So many nights, I sit by my window… [Insert record scratching noise here.]
I am forbidden to sing that song at home. David can’t stand it, and I can sing it perfectly. Every. Single. Word. (and nuance, and overemotive phrase.) Thank you, Debby Boone.
I didn’t actually name this category after the most successful single of the 70’s. Today’s theme – “Lighten My Life” – is time management, and how I choose to spend my time is – quite literally – how I choose to spend my life.
Once upon a time, a long time ago – cough *1988* cough – I tried to write a personal mission statement. I had just graduated from college, and I was desperately trying to set a course for my life since it seemed that I would not automatically get a job as a DJ on a large-market alternative radio station, no matter how vast my knowledge or personal record collection. I finally came up with something that resounded with me:
Choose well what I do, and do well what I choose.
It was a bit cumbersome, and I certainly didn’t live by it successfully, but it came back to me when I was trying to decide what I wanted in life today.
Making healthy, realistic choices is a challenge for me. I want change and improvement and success and I want it now, but that is the formula for overwhelm and burnout. (Ask me how I know this.) My M.O. has always been this: find a new scheme, research the heck out of it, plunge into it without adequate preparation, succeed wildly for a short time, preach about it to everyone, fail miserably, and start looking for a new scheme. Lather, rinse, repeat. All my friends are trying not to smile or laugh because they don’t want to hurt my feelings, but they have seen it over and over again.
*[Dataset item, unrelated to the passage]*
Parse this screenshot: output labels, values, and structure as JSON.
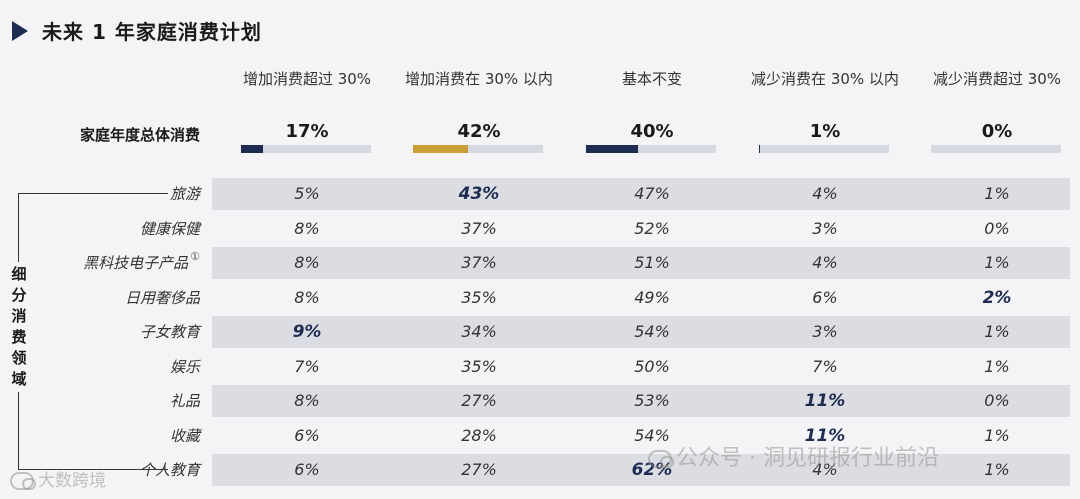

I need to listen to FlyLady and What About Bob? Baby steps. I need to make changes gradually so that the change is real, and I need to make choices realistically so that I don’t set myself up for failure.
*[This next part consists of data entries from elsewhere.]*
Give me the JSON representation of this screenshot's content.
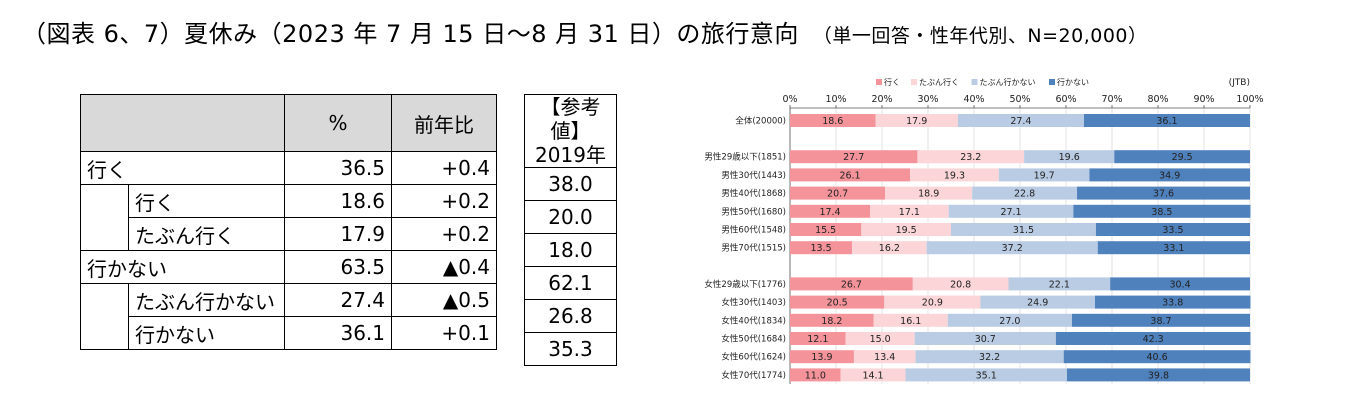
{
  "title": {
    "main": "（図表 6、7）夏休み（2023 年 7 月 15 日～8 月 31 日）の旅行意向",
    "sub": "（単一回答・性年代別、N=20,000）"
  },
  "table": {
    "headers": {
      "blank": "",
      "percent": "%",
      "yoy": "前年比"
    },
    "rows": [
      {
        "label": "行く",
        "percent": "36.5",
        "yoy": "+0.4"
      },
      {
        "label": "行く",
        "percent": "18.6",
        "yoy": "+0.2"
      },
      {
        "label": "たぶん行く",
        "percent": "17.9",
        "yoy": "+0.2"
      },
      {
        "label": "行かない",
        "percent": "63.5",
        "yoy": "▲0.4"
      },
      {
        "label": "たぶん行かない",
        "percent": "27.4",
        "yoy": "▲0.5"
      },
      {
        "label": "行かない",
        "percent": "36.1",
        "yoy": "+0.1"
      }
    ]
  },
  "reference": {
    "header_line1": "【参考値】",
    "header_line2": "2019年",
    "values": [
      "38.0",
      "20.0",
      "18.0",
      "62.1",
      "26.8",
      "35.3"
    ]
  },
  "chart_data": {
    "type": "bar",
    "orientation": "horizontal",
    "stacked": true,
    "source": "(JTB)",
    "xlim": [
      0,
      100
    ],
    "xticks": [
      "0%",
      "10%",
      "20%",
      "30%",
      "40%",
      "50%",
      "60%",
      "70%",
      "80%",
      "90%",
      "100%"
    ],
    "series": [
      {
        "name": "行く",
        "color": "#f4949a"
      },
      {
        "name": "たぶん行く",
        "color": "#fbd5d7"
      },
      {
        "name": "たぶん行かない",
        "color": "#b9cce4"
      },
      {
        "name": "行かない",
        "color": "#4f81bd"
      }
    ],
    "categories": [
      {
        "label": "全体(20000)",
        "values": [
          18.6,
          17.9,
          27.4,
          36.1
        ]
      },
      {
        "label": "男性29歳以下(1851)",
        "values": [
          27.7,
          23.2,
          19.6,
          29.5
        ]
      },
      {
        "label": "男性30代(1443)",
        "values": [
          26.1,
          19.3,
          19.7,
          34.9
        ]
      },
      {
        "label": "男性40代(1868)",
        "values": [
          20.7,
          18.9,
          22.8,
          37.6
        ]
      },
      {
        "label": "男性50代(1680)",
        "values": [
          17.4,
          17.1,
          27.1,
          38.5
        ]
      },
      {
        "label": "男性60代(1548)",
        "values": [
          15.5,
          19.5,
          31.5,
          33.5
        ]
      },
      {
        "label": "男性70代(1515)",
        "values": [
          13.5,
          16.2,
          37.2,
          33.1
        ]
      },
      {
        "label": "女性29歳以下(1776)",
        "values": [
          26.7,
          20.8,
          22.1,
          30.4
        ]
      },
      {
        "label": "女性30代(1403)",
        "values": [
          20.5,
          20.9,
          24.9,
          33.8
        ]
      },
      {
        "label": "女性40代(1834)",
        "values": [
          18.2,
          16.1,
          27.0,
          38.7
        ]
      },
      {
        "label": "女性50代(1684)",
        "values": [
          12.1,
          15.0,
          30.7,
          42.3
        ]
      },
      {
        "label": "女性60代(1624)",
        "values": [
          13.9,
          13.4,
          32.2,
          40.6
        ]
      },
      {
        "label": "女性70代(1774)",
        "values": [
          11.0,
          14.1,
          35.1,
          39.8
        ]
      }
    ],
    "groups": [
      [
        0
      ],
      [
        1,
        2,
        3,
        4,
        5,
        6
      ],
      [
        7,
        8,
        9,
        10,
        11,
        12
      ]
    ]
  }
}
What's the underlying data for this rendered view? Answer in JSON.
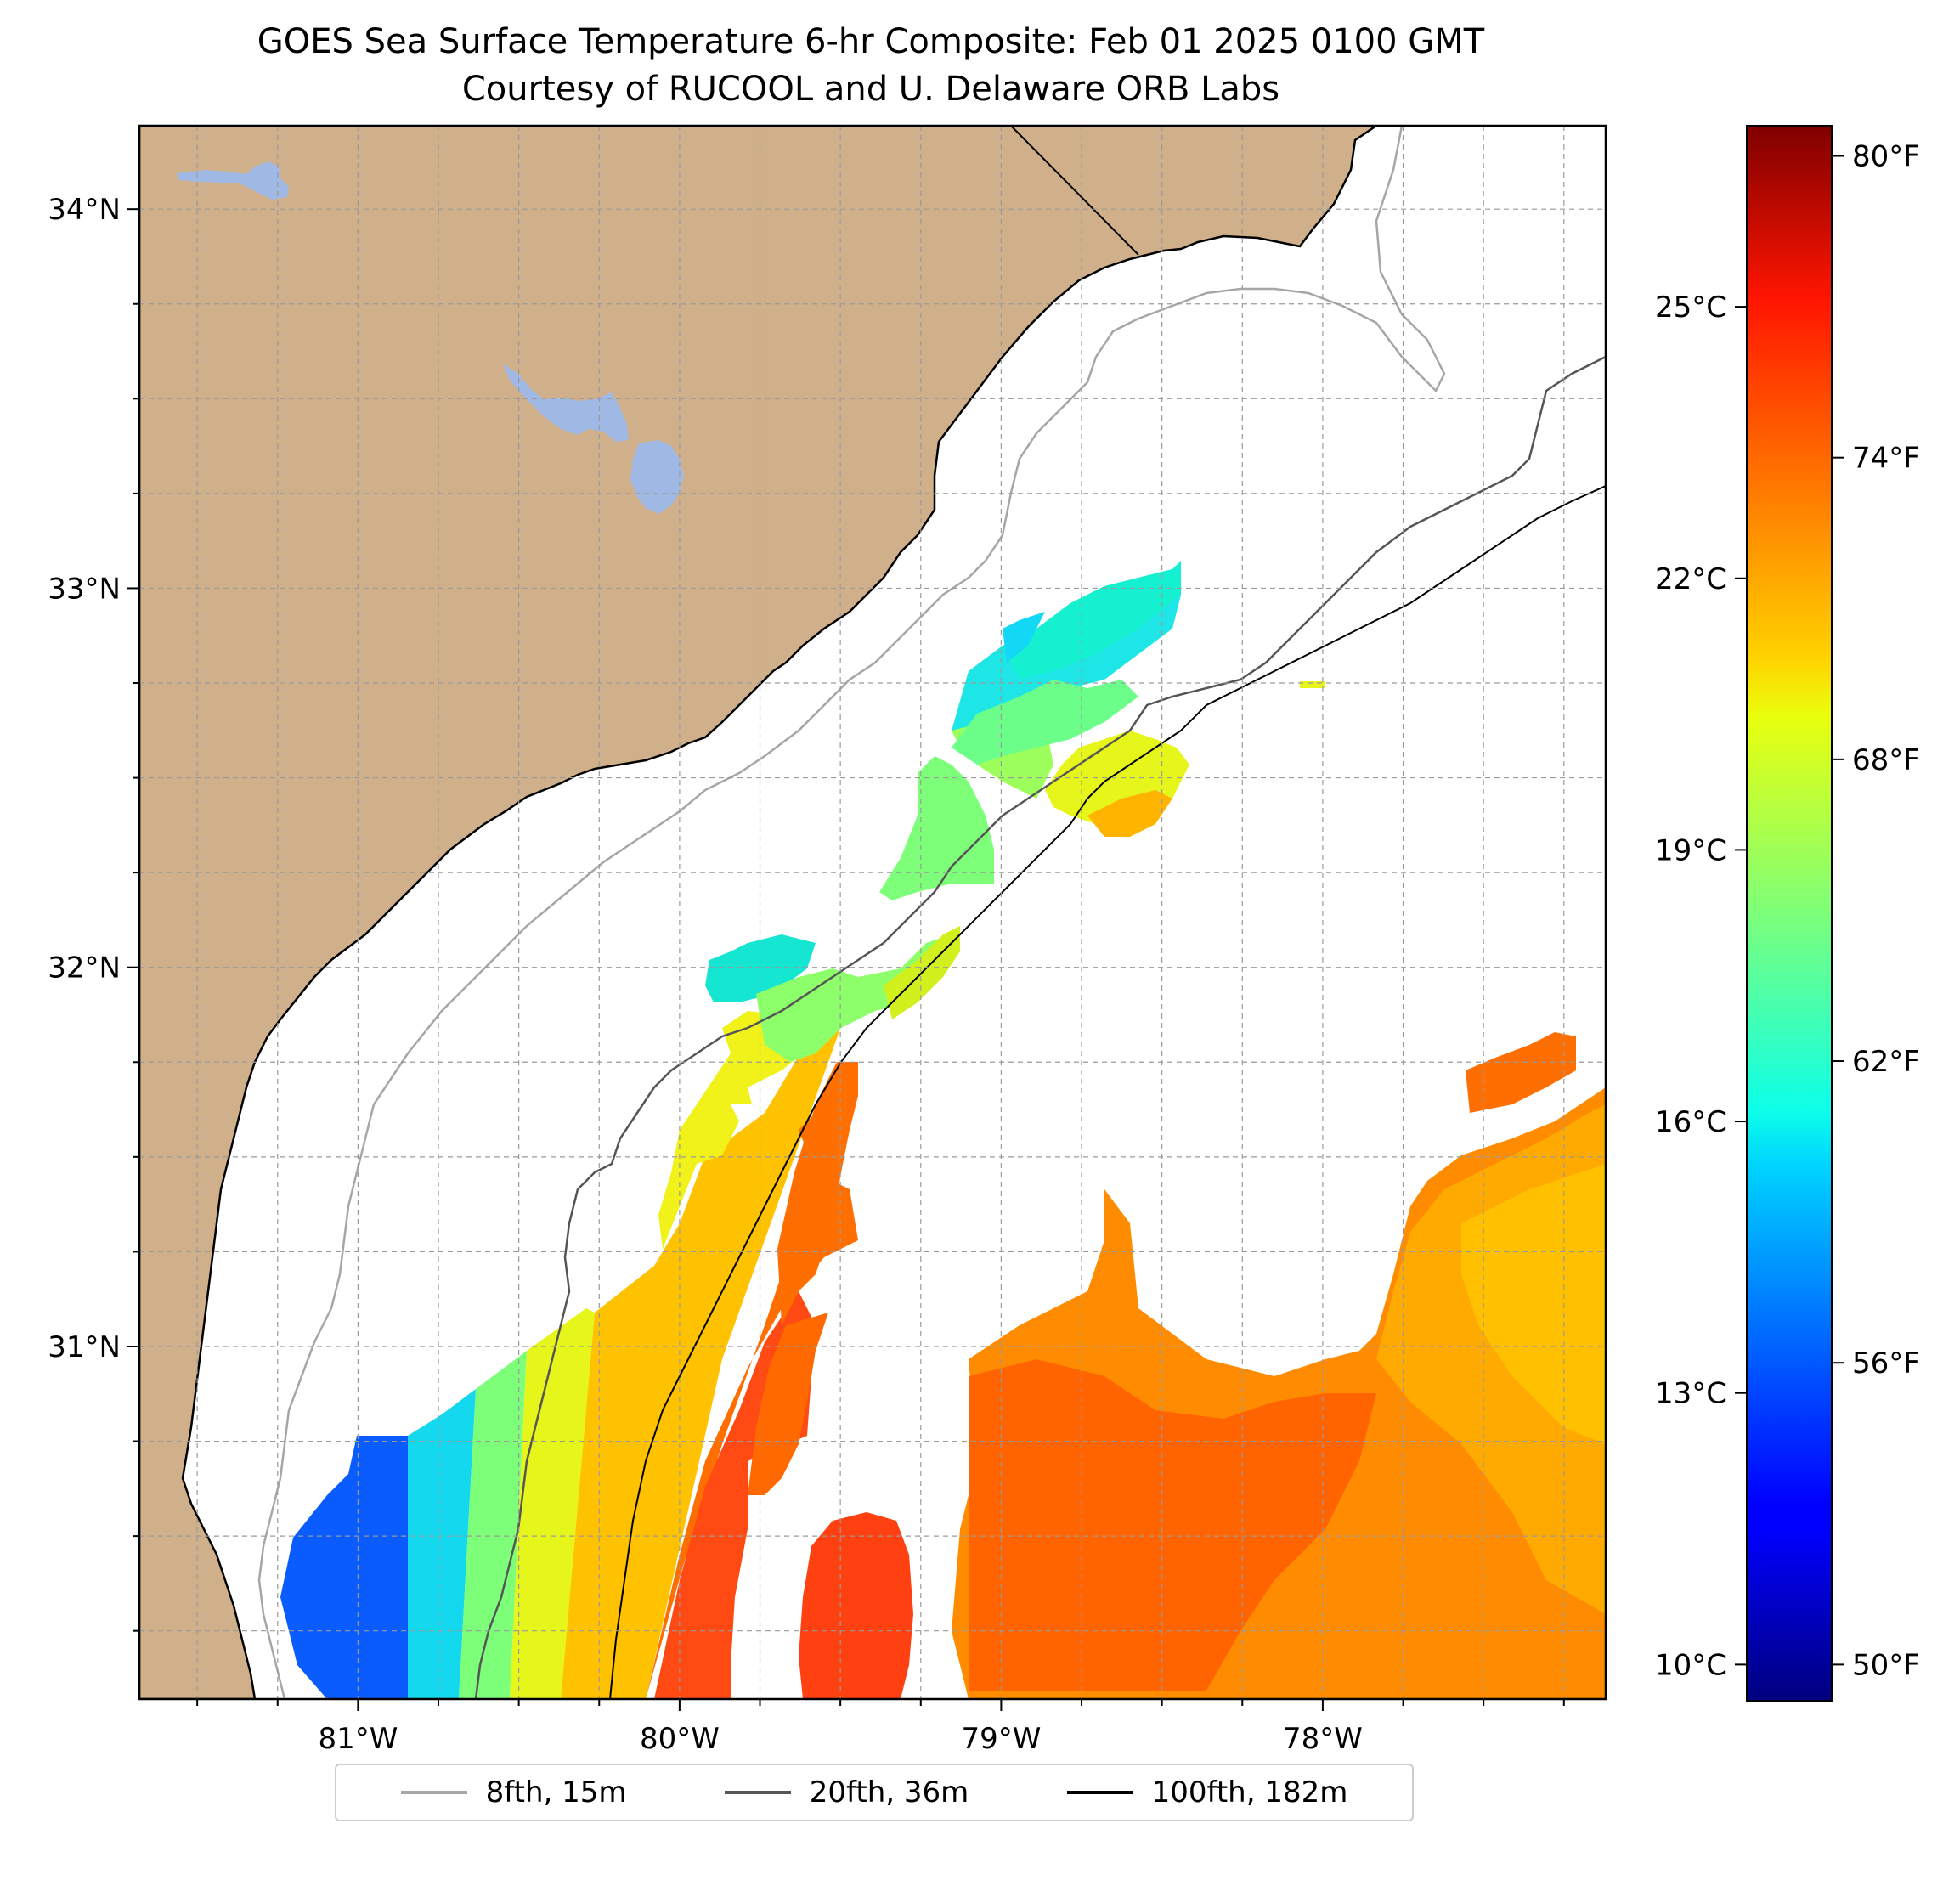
{
  "title": {
    "line1": "GOES Sea Surface Temperature 6-hr Composite: Feb 01 2025 0100 GMT",
    "line2": "Courtesy of RUCOOL and U. Delaware ORB Labs"
  },
  "map": {
    "lon_range": [
      -81.68,
      -77.12
    ],
    "lat_range": [
      30.07,
      34.22
    ],
    "lat_ticks": [
      {
        "value": 34,
        "label": "34°N"
      },
      {
        "value": 33,
        "label": "33°N"
      },
      {
        "value": 32,
        "label": "32°N"
      },
      {
        "value": 31,
        "label": "31°N"
      }
    ],
    "lon_ticks": [
      {
        "value": -81,
        "label": "81°W"
      },
      {
        "value": -80,
        "label": "80°W"
      },
      {
        "value": -79,
        "label": "79°W"
      },
      {
        "value": -78,
        "label": "78°W"
      }
    ],
    "grid": true,
    "grid_step_deg": 0.25,
    "land_color": "#cfb08a",
    "water_body_color": "#a0b8e4",
    "no_data_color": "#ffffff"
  },
  "colorbar": {
    "colormap": "jet",
    "range_c": [
      9.6,
      27.0
    ],
    "celsius_ticks": [
      {
        "value": 25,
        "label": "25°C"
      },
      {
        "value": 22,
        "label": "22°C"
      },
      {
        "value": 19,
        "label": "19°C"
      },
      {
        "value": 16,
        "label": "16°C"
      },
      {
        "value": 13,
        "label": "13°C"
      },
      {
        "value": 10,
        "label": "10°C"
      }
    ],
    "fahrenheit_ticks": [
      {
        "value": 80,
        "label": "80°F"
      },
      {
        "value": 74,
        "label": "74°F"
      },
      {
        "value": 68,
        "label": "68°F"
      },
      {
        "value": 62,
        "label": "62°F"
      },
      {
        "value": 56,
        "label": "56°F"
      },
      {
        "value": 50,
        "label": "50°F"
      }
    ]
  },
  "legend": {
    "placement": "bottom-center",
    "entries": [
      {
        "label": "8fth, 15m",
        "color": "#a6a6a6"
      },
      {
        "label": "20fth, 36m",
        "color": "#555555"
      },
      {
        "label": "100fth, 182m",
        "color": "#000000"
      }
    ]
  }
}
Then comes the true time management challenge: to use my time well.
First, I need to be sure that I am not wasting my time on things that are not important. David is good at reminding me, “Is this what you want to be doing right now?” I am easily distracted towards things that are shiny – or away from things that are scary – so refocusing is key. Second, I need to recognize and acknowledge what is and is not a waste of time. Getting together with friends, even if I haven’t finished devising a system for filing away the paid bills, is not a waste of time. Reading for pleasure and relaxation is not a waste of time. Reading as escapism – because Mr. Darcy is vastly more compelling than doing paperwork – is the biggest waste of time there is. For me.
The last thing I need to remember is that I am trying to LIGHTEN my life. I need to take things out of my schedule, get rid of all the things I think I should be doing, and just do what is essential. Cut down on new schemes, cut down on volunteer opportunities, cut down on joining home party businesses. (My friends are laughing again.)
I also need to remember to tell Q that the songs he learned by heart when he was 11 will be with him forever.
I’m grateful! for this time in Croatia. It has been so good for my body to rest and relax, and so good for my heart to be with David and Quinland.